Know Your Neighborhood: Things to Do and See Around Majestic NYC
Visiting New York City for the first time and wondering where you can find things to do that aren’t your typical tourist traps? Or if you’re a local and just looking for new destinations to explore off the beaten path? The crossroads of NYC’s Tribeca, Soho and Chinatown neighborhoods often aren’t considered hotspots of activity, but in addition to being home of Majestic Tattoo NYC, there are tons of hidden gems in the area. Here are a few of our favorite NYC attractions within a short walking distance from the studio.
1) Lupe’s East LA Kitchen (110 6th Avenue, near Broome Street)
This is hands down our favorite spot for lunch in the area. Ever. Lupe’s offers inexpensive and delicious Mexican cuisine to the Tribeca and SoHo neighborhoods, dine-in or take-out. We recommend trying the enchilada verdes for a delectable reprieve after your tattoo.
2) Philip Williams Posters (122 Chambers Street, b/w Church and Broadway)
Check out the amazing poster selection at Philip Williams[/caption]
This store has a mindblowingly expansive collection of wall art. Great for both the casual browser and the serious shopper, Philip Williams has poster designs ranging from French art nouveau advertisements to quirky vintage circus posters and everything in between. The thousands of designs on display definitely make this unique NYC shop worth your while.
3) Peter Tunney Art (70 & 73 Franklin Street)
We are excited and proud to have this incredible artist as our neighbor. Peter Tunney is a talented artist who aspires to bring an artistic touch to everything and everyone he encounters. His mixed media pieces combine popular culture consciousness and an eye for unique details. The working studio generally takes appointments for avid art collectors, though if you’re lucky, the curious fan may get the chance to catch a glimpse of the artistic process as well.
4) La Monte Young’s Dream House (275 Church Street, b/w Franklin and White Sts.)
This installation, described as a sound and light environment, is open Thursdays, Fridays and Saturdays from 2PM to midnight, and located in a large, nearly-empty loft. The sound installation combines high-frequency and sub-audible sounds that shift based on how you navigate the space, and black lights were added to enhance the experience. Whether you have half an hour or a whole evening of free time to devote to the Dream House, it’s worth checking out and staying a while.
5) The Impossible Project Space (425 Broadway, 5th floor, near Canal Street)
This Soho loft space is a combination exhibition/retail space for all things instant analog photography, so it’s a necessary destination for fans of Polaroid photography. The space doubles as the American headquarters for the Impossible Project, the European effort that singlehandedly saved the last Polaroid instant film production plant. Visit the store to see the latest in instant photography work or to purchase instant cameras & accessories.
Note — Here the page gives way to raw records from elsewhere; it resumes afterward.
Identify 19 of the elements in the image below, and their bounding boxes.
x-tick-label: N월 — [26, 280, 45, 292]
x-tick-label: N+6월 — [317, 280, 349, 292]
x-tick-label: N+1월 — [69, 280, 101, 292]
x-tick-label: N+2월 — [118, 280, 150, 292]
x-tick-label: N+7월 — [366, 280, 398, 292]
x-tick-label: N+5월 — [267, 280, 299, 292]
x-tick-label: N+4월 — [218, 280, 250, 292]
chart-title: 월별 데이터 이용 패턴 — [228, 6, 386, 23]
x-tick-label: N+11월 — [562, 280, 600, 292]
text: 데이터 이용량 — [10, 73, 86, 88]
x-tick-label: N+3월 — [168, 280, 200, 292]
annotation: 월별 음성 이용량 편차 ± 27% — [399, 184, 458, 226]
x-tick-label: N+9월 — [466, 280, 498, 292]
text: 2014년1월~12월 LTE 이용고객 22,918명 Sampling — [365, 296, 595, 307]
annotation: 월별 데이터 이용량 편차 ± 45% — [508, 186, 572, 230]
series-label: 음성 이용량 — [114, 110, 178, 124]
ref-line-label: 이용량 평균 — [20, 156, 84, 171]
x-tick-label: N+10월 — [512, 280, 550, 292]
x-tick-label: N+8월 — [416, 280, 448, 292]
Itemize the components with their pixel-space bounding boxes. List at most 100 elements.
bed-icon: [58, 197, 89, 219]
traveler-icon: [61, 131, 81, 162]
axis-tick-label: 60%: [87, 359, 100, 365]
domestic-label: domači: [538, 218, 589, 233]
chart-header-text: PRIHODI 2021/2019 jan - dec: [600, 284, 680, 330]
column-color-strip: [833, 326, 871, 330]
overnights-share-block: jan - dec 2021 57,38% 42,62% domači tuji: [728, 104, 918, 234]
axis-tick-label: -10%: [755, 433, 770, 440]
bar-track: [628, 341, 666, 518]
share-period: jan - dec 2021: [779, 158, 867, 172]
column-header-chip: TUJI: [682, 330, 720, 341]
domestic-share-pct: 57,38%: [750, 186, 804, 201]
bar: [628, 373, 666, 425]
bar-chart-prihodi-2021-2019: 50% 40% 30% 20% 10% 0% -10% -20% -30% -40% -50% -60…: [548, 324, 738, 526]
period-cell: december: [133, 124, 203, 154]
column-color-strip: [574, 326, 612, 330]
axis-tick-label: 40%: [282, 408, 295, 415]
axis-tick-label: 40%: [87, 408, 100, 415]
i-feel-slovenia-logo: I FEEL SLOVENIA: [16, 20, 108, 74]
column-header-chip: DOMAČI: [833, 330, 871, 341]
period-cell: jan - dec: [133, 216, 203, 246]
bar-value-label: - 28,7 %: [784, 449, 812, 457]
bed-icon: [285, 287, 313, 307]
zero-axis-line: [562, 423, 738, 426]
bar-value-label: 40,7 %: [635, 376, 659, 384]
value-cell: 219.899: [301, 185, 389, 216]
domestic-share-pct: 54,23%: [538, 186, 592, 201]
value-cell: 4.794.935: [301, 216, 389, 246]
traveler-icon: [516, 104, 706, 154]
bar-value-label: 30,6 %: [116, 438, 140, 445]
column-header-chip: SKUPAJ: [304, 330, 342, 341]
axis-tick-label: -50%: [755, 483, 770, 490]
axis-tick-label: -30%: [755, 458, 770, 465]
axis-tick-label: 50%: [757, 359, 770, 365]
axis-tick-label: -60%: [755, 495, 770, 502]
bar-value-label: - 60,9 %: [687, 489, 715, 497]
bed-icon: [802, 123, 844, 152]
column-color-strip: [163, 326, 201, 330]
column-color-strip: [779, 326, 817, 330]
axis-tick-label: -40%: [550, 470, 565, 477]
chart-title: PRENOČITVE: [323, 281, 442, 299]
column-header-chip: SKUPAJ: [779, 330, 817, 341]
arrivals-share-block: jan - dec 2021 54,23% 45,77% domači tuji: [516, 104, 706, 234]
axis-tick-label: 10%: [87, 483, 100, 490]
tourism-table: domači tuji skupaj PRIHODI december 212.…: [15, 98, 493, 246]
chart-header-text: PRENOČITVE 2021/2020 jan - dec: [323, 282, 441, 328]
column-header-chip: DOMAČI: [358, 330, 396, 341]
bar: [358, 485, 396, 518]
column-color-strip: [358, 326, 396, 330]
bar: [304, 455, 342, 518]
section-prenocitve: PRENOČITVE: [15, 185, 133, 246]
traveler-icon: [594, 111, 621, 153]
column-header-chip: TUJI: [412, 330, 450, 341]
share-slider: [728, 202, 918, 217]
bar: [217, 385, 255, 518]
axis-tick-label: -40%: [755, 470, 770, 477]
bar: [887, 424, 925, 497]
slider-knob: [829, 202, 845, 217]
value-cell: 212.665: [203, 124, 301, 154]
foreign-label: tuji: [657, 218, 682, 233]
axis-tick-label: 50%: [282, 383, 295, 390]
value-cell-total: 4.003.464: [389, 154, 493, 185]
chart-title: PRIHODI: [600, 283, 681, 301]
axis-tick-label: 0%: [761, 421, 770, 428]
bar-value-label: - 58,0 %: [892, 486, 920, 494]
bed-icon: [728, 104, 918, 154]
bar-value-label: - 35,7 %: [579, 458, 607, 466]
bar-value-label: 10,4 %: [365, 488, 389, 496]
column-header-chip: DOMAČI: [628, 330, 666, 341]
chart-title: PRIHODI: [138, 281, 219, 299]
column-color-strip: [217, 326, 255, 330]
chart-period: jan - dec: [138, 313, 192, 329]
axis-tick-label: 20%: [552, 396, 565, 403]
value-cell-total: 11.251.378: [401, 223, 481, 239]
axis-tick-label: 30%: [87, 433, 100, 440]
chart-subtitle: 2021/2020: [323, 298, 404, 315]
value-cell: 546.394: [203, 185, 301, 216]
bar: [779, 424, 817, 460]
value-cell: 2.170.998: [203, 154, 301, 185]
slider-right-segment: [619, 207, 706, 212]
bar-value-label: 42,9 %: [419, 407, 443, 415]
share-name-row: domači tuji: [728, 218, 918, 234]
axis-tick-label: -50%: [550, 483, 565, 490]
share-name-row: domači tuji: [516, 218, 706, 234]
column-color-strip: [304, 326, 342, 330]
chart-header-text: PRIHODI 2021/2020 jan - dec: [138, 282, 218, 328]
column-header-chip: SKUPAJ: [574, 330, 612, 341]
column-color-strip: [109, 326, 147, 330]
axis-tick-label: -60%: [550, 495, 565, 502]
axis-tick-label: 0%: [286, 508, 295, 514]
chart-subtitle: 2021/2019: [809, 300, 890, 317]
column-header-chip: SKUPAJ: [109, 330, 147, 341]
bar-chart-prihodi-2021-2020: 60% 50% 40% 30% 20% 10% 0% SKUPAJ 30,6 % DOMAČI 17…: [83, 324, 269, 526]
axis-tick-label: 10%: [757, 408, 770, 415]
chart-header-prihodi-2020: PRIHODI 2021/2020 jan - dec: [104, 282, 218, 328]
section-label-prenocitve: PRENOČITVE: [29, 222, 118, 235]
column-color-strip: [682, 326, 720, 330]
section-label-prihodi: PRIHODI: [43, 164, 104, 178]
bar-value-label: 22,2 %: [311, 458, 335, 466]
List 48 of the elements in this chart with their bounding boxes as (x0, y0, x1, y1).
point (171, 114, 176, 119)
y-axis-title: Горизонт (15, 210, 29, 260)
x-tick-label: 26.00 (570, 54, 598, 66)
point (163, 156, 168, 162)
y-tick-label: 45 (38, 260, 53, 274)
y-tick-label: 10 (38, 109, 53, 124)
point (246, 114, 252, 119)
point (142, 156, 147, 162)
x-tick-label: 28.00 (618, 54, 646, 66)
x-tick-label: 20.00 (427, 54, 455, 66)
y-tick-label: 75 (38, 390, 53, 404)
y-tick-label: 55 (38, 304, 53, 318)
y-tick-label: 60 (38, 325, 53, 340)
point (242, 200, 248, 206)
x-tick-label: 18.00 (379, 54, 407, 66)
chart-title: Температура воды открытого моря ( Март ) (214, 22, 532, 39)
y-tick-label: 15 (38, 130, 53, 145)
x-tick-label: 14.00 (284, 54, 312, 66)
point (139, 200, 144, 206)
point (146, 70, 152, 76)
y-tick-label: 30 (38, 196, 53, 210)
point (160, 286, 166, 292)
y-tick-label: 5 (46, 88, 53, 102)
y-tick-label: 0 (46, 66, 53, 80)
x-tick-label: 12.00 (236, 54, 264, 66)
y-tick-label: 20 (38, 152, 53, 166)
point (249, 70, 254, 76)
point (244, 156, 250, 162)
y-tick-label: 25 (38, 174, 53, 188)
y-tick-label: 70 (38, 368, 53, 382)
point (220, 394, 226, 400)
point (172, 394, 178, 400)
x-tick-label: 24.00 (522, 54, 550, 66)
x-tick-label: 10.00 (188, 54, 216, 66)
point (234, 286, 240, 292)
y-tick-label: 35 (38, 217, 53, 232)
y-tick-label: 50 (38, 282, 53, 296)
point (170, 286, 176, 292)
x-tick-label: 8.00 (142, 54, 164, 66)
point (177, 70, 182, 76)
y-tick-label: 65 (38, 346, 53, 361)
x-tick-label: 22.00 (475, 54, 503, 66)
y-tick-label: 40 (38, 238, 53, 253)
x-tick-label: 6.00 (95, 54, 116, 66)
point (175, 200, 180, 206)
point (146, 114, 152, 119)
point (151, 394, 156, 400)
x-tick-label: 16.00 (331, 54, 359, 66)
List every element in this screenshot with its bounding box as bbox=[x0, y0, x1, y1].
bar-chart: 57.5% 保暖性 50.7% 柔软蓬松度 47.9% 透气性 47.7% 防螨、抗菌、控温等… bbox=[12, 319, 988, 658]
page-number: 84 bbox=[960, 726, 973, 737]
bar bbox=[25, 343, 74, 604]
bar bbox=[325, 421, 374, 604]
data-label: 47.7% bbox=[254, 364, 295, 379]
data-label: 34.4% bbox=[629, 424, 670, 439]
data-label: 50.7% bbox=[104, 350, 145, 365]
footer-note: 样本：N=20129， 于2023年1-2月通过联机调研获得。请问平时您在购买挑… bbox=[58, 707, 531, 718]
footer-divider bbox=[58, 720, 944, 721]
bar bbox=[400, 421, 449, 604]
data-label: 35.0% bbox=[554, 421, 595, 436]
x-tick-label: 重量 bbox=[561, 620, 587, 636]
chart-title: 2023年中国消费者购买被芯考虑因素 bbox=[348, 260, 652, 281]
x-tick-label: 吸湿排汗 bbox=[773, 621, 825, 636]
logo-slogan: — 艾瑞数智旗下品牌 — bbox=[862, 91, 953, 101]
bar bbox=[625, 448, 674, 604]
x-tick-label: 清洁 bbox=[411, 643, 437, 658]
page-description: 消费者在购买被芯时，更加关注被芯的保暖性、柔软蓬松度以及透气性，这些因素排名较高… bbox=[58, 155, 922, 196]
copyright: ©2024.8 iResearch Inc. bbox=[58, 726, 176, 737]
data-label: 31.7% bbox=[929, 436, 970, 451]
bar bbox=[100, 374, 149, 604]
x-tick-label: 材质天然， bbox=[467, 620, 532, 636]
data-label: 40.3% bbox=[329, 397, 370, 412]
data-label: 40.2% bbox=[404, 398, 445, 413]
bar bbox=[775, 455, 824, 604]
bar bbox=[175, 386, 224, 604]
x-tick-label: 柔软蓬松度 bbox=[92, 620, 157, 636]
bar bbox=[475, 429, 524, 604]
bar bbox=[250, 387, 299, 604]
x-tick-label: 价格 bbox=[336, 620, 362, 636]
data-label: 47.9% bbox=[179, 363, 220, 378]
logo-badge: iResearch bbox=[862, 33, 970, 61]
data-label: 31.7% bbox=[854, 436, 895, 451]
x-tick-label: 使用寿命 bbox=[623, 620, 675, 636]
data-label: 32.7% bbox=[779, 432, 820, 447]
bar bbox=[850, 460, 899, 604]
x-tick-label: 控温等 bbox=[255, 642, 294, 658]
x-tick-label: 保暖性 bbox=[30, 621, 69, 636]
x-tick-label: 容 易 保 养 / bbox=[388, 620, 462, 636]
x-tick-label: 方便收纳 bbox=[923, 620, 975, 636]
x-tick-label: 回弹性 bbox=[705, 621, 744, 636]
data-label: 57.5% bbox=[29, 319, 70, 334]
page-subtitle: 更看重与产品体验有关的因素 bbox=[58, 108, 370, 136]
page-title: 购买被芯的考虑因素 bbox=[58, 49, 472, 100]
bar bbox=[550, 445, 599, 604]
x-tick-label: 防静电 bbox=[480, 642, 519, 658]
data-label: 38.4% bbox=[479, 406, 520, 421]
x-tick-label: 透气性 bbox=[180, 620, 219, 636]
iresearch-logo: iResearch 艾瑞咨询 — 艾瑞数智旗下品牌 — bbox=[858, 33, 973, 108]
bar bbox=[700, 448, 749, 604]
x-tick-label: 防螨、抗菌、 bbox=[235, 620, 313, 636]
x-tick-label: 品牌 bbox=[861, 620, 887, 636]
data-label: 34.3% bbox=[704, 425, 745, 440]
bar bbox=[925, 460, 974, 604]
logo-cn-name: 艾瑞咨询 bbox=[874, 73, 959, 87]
6) Cortlandt Alley (between Walker and White Streets)
This slightly grungy back alley dates back to the early 19th century and is one of few still remaining on Manhattan. Running the length of three city blocks, Cortlandt Alley is also the home of a museum (simply called “Museum”) located within the space of an old warehouse freight elevator, which exhibits an array of found objects. The alley is also a hub for activity, including photo shoots, and serves as an architectural canvas for a wide range of street art.